Risk is an inherent aspect of any business, including forex trading. Even when deciding to engage in this business, you are guaranteed to experience losses, but there is no guarantee of making profits. Your profits can only be obtained when you have a tested trading method, and even then, it depends on whether the amount of profit generated is greater than the losses incurred. Therefore, limiting risk in trading is absolutely necessary. This can significantly reduce your potential losses and ensure they are lower than the profits you can make.
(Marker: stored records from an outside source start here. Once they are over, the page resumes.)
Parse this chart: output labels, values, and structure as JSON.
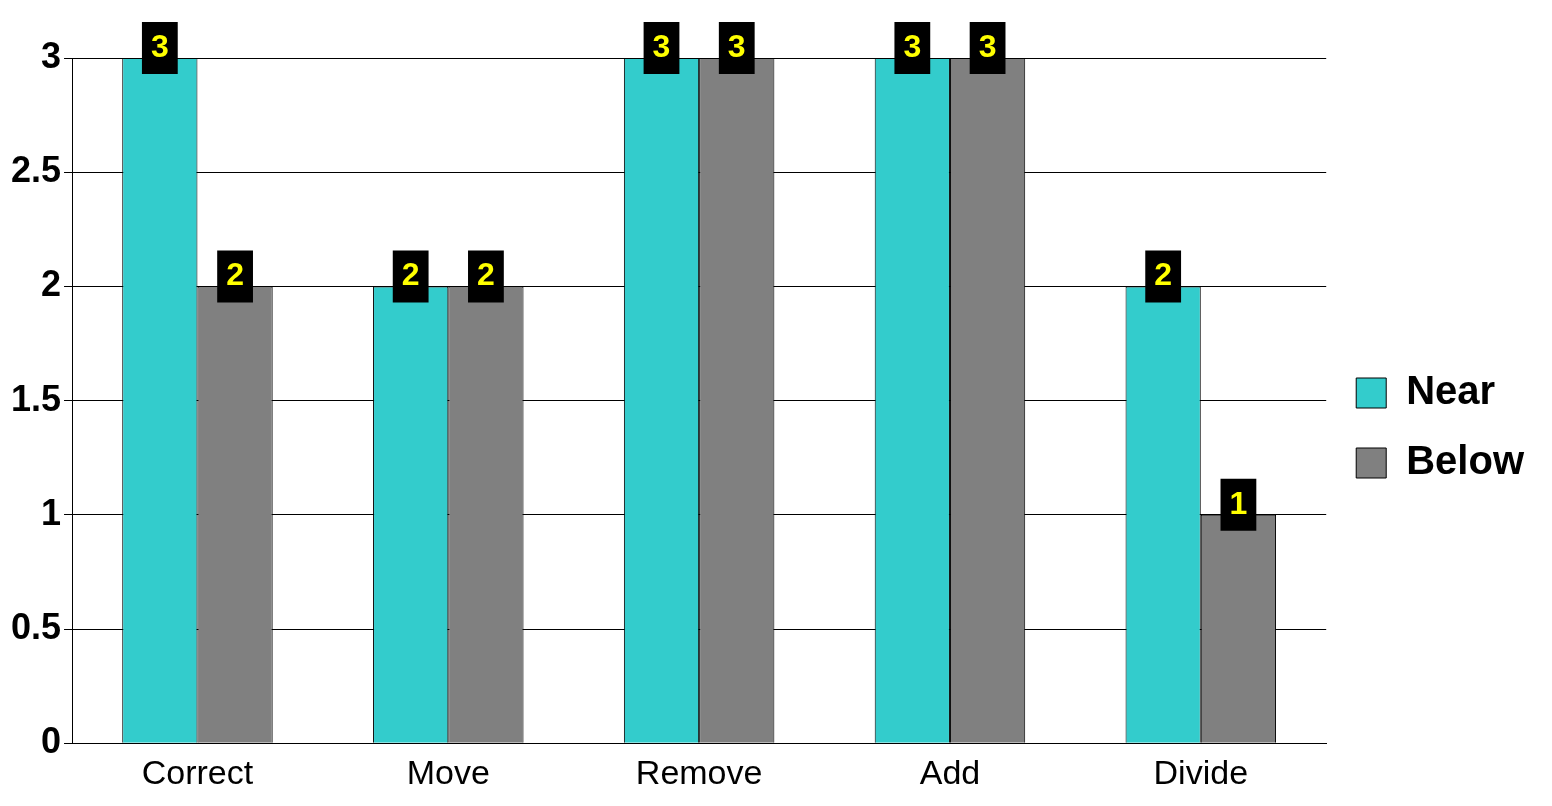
{
  "chart_data": {
    "type": "bar",
    "categories": [
      "Correct",
      "Move",
      "Remove",
      "Add",
      "Divide"
    ],
    "series": [
      {
        "name": "Near",
        "color": "#33cccc",
        "values": [
          3,
          2,
          3,
          3,
          2
        ]
      },
      {
        "name": "Below",
        "color": "#808080",
        "values": [
          2,
          2,
          3,
          3,
          1
        ]
      }
    ],
    "ylim": [
      0,
      3
    ],
    "yticks": [
      0,
      0.5,
      1,
      1.5,
      2,
      2.5,
      3
    ],
    "grid": "y",
    "legend": "right",
    "data_labels": true
  }
}
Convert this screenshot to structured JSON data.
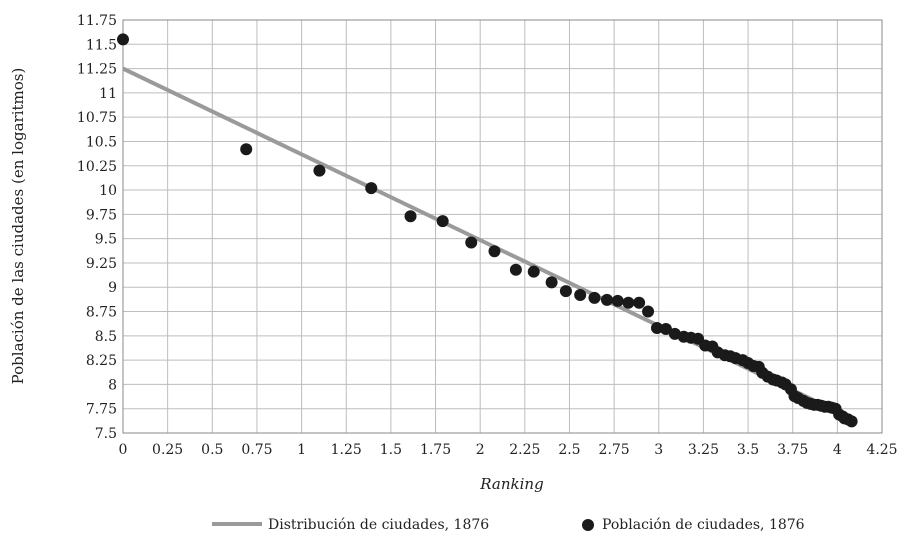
{
  "chart_data": {
    "type": "scatter",
    "xlabel": "Ranking",
    "ylabel": "Población de las ciudades  (en logaritmos)",
    "xlim": [
      0,
      4.25
    ],
    "ylim": [
      7.5,
      11.75
    ],
    "grid": true,
    "legend_position": "bottom",
    "x_ticks": [
      "0",
      "0.25",
      "0.5",
      "0.75",
      "1",
      "1.25",
      "1.5",
      "1.75",
      "2",
      "2.25",
      "2.5",
      "2.75",
      "3",
      "3.25",
      "3.5",
      "3.75",
      "4",
      "4.25"
    ],
    "y_ticks": [
      "11.75",
      "11.5",
      "11.25",
      "11",
      "10.75",
      "10.5",
      "10.25",
      "10",
      "9.75",
      "9.5",
      "9.25",
      "9",
      "8.75",
      "8.5",
      "8.25",
      "8",
      "7.75",
      "7.5"
    ],
    "colors": {
      "line": "#9a9a9a",
      "points": "#1a1a1a",
      "grid": "#bdbdbd"
    },
    "series": [
      {
        "name": "Distribución de ciudades, 1876",
        "kind": "line",
        "x": [
          0,
          4.08
        ],
        "y": [
          11.25,
          7.65
        ]
      },
      {
        "name": "Población de ciudades, 1876",
        "kind": "points",
        "x": [
          0.0,
          0.69,
          1.1,
          1.39,
          1.61,
          1.79,
          1.95,
          2.08,
          2.2,
          2.3,
          2.4,
          2.48,
          2.56,
          2.64,
          2.71,
          2.77,
          2.83,
          2.89,
          2.94,
          2.99,
          3.04,
          3.09,
          3.14,
          3.18,
          3.22,
          3.26,
          3.3,
          3.33,
          3.37,
          3.4,
          3.43,
          3.47,
          3.5,
          3.53,
          3.56,
          3.58,
          3.61,
          3.64,
          3.66,
          3.69,
          3.71,
          3.74,
          3.76,
          3.78,
          3.81,
          3.83,
          3.85,
          3.87,
          3.89,
          3.91,
          3.93,
          3.95,
          3.97,
          3.99,
          4.01,
          4.03,
          4.04,
          4.06,
          4.08
        ],
        "y": [
          11.55,
          10.42,
          10.2,
          10.02,
          9.73,
          9.68,
          9.46,
          9.37,
          9.18,
          9.16,
          9.05,
          8.96,
          8.92,
          8.89,
          8.87,
          8.86,
          8.84,
          8.84,
          8.75,
          8.58,
          8.57,
          8.52,
          8.49,
          8.48,
          8.47,
          8.4,
          8.39,
          8.33,
          8.3,
          8.29,
          8.27,
          8.25,
          8.22,
          8.19,
          8.18,
          8.12,
          8.08,
          8.05,
          8.04,
          8.02,
          8.0,
          7.95,
          7.88,
          7.86,
          7.83,
          7.81,
          7.8,
          7.79,
          7.79,
          7.78,
          7.77,
          7.77,
          7.76,
          7.75,
          7.69,
          7.67,
          7.65,
          7.64,
          7.62
        ]
      }
    ]
  }
}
Determining risk in trading is not the same as setting a stop-loss level. Although they are related, the distance of the stop-loss level ultimately does not change the percentage of risk you are using. The same applies to the target profit level you set. However, if you use a take-profit level that has a higher ratio than your trading risk, the profits you generate can be larger. Therefore, it is important to pay attention to your risk-to-reward ratio when conducting trades. This can greatly help you increase your profits and compensate for any shortcomings in the probability of your trading method.
Risk is typically determined based on a percentage of the total capital. The common recommendation is to set a risk limit of 3% to 5%. You can choose to set it lower, but increasing it should never be considered unless you enjoy losing money.
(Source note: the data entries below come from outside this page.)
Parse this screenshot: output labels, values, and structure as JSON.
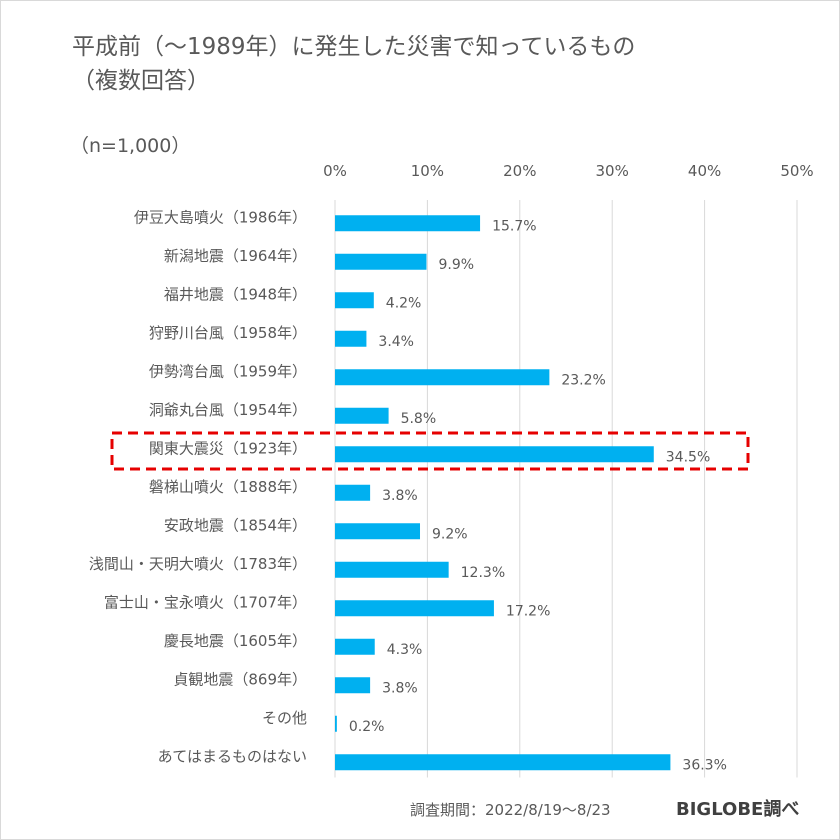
{
  "title_line1": "平成前（〜1989年）に発生した災害で知っているもの",
  "title_line2": "（複数回答）",
  "n_label": "（n=1,000）",
  "source": "調査期間：2022/8/19〜8/23",
  "brand": "BIGLOBE調べ",
  "colors": {
    "bar": "#00b0f0",
    "highlight_box": "#e60000",
    "grid": "#d9d9d9",
    "text": "#595959"
  },
  "chart_data": {
    "type": "bar",
    "orientation": "horizontal",
    "categories": [
      "伊豆大島噴火（1986年）",
      "新潟地震（1964年）",
      "福井地震（1948年）",
      "狩野川台風（1958年）",
      "伊勢湾台風（1959年）",
      "洞爺丸台風（1954年）",
      "関東大震災（1923年）",
      "磐梯山噴火（1888年）",
      "安政地震（1854年）",
      "浅間山・天明大噴火（1783年）",
      "富士山・宝永噴火（1707年）",
      "慶長地震（1605年）",
      "貞観地震（869年）",
      "その他",
      "あてはまるものはない"
    ],
    "values": [
      15.7,
      9.9,
      4.2,
      3.4,
      23.2,
      5.8,
      34.5,
      3.8,
      9.2,
      12.3,
      17.2,
      4.3,
      3.8,
      0.2,
      36.3
    ],
    "value_labels": [
      "15.7%",
      "9.9%",
      "4.2%",
      "3.4%",
      "23.2%",
      "5.8%",
      "34.5%",
      "3.8%",
      "9.2%",
      "12.3%",
      "17.2%",
      "4.3%",
      "3.8%",
      "0.2%",
      "36.3%"
    ],
    "xlim": [
      0,
      50
    ],
    "ticks": [
      0,
      10,
      20,
      30,
      40,
      50
    ],
    "tick_labels": [
      "0%",
      "10%",
      "20%",
      "30%",
      "40%",
      "50%"
    ],
    "axis_position": "top",
    "grid": true,
    "highlight_index": 6
  }
}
When you set the risk based on this percentage, regardless of the distance of your stop-loss level, the risk amount should remain the same. You should not adjust the stop-loss level to fit this percentage; instead, you should adjust the size of your position.
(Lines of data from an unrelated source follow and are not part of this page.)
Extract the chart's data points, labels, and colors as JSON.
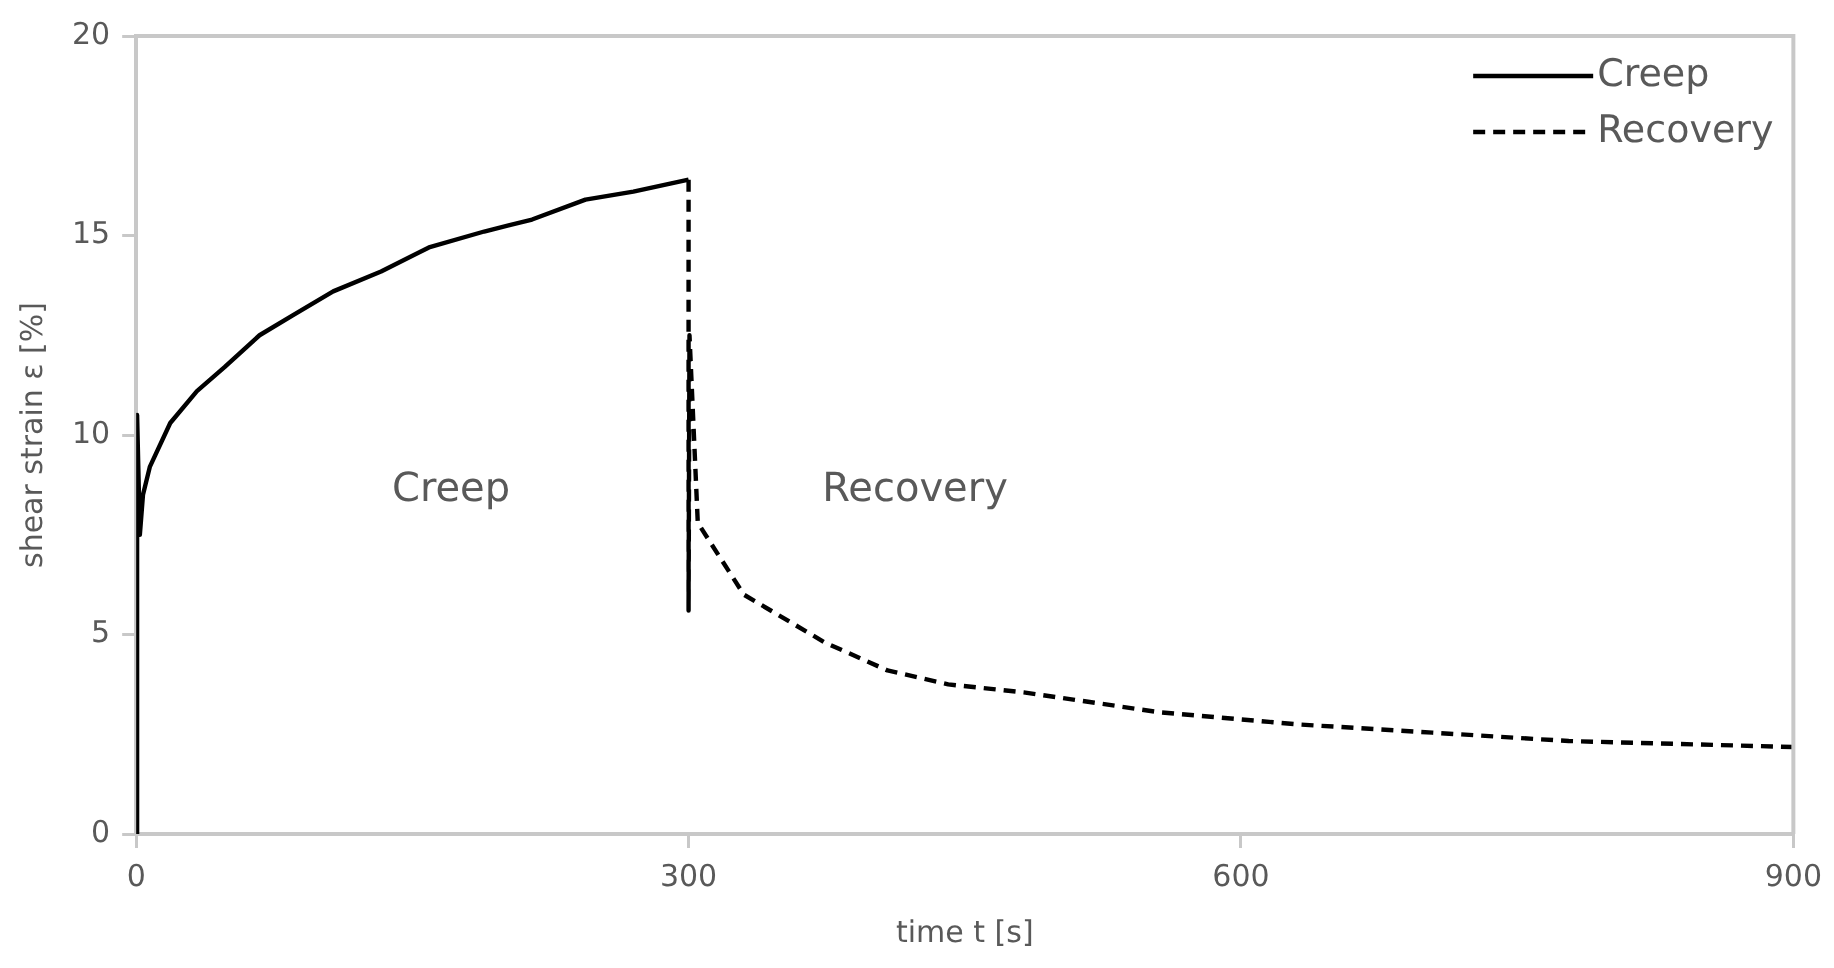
{
  "chart_data": {
    "type": "line",
    "xlabel": "time t [s]",
    "ylabel": "shear strain ε [%]",
    "xlim": [
      0,
      900
    ],
    "xticks": [
      0,
      300,
      600,
      900
    ],
    "ylim": [
      0,
      20
    ],
    "yticks": [
      0,
      5,
      10,
      15,
      20
    ],
    "grid": false,
    "legend": "top right",
    "marker": "none",
    "annotations": [
      "Creep",
      "Recovery"
    ],
    "series": [
      {
        "name": "Creep",
        "color": "#000000",
        "line_style": "solid",
        "x": [
          0,
          0.5,
          2,
          3.7,
          7.4,
          18.5,
          33,
          48,
          67,
          85,
          107,
          133,
          159,
          189,
          215,
          244,
          270,
          300
        ],
        "values": [
          0,
          10.5,
          7.5,
          8.5,
          9.2,
          10.3,
          11.1,
          11.7,
          12.5,
          13.0,
          13.6,
          14.1,
          14.7,
          15.1,
          15.4,
          15.9,
          16.1,
          16.4
        ]
      },
      {
        "name": "Recovery",
        "color": "#000000",
        "line_style": "dashed",
        "x": [
          300,
          300,
          300.5,
          305,
          330,
          374,
          408,
          441,
          482,
          556,
          630,
          704,
          778,
          900
        ],
        "values": [
          16.4,
          5.6,
          12.5,
          7.8,
          6.0,
          4.8,
          4.1,
          3.75,
          3.55,
          3.05,
          2.75,
          2.54,
          2.33,
          2.18
        ]
      }
    ]
  }
}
For example, if you have a $10,000 capital and your stop-loss distance is 100 pips, you should use a position size of 0.5 standard lots, assuming the pip value is $1. If you have a $1,000 capital, where 5% of it is $50, then the position size you should use is 0.05 standard lots. Or let's say you have a $10,000 capital and your stop-loss distance is only 20 pips, then your position size would be 2.5 standard lots. With this system, regardless of whether you are a scalper, intraday trader, swing trader, or even a position trader, your risk will remain the same, ranging from 3% to 5%.
So, that's how you determine risk in forex trading. This approach ensures that you have a consistent level of risk, regardless of changes in the average daily price range. Regardless of the distance of your stop-loss level, your risk will remain the same. This allows you to maintain discipline in managing trading risks and minimize financial losses that may affect you.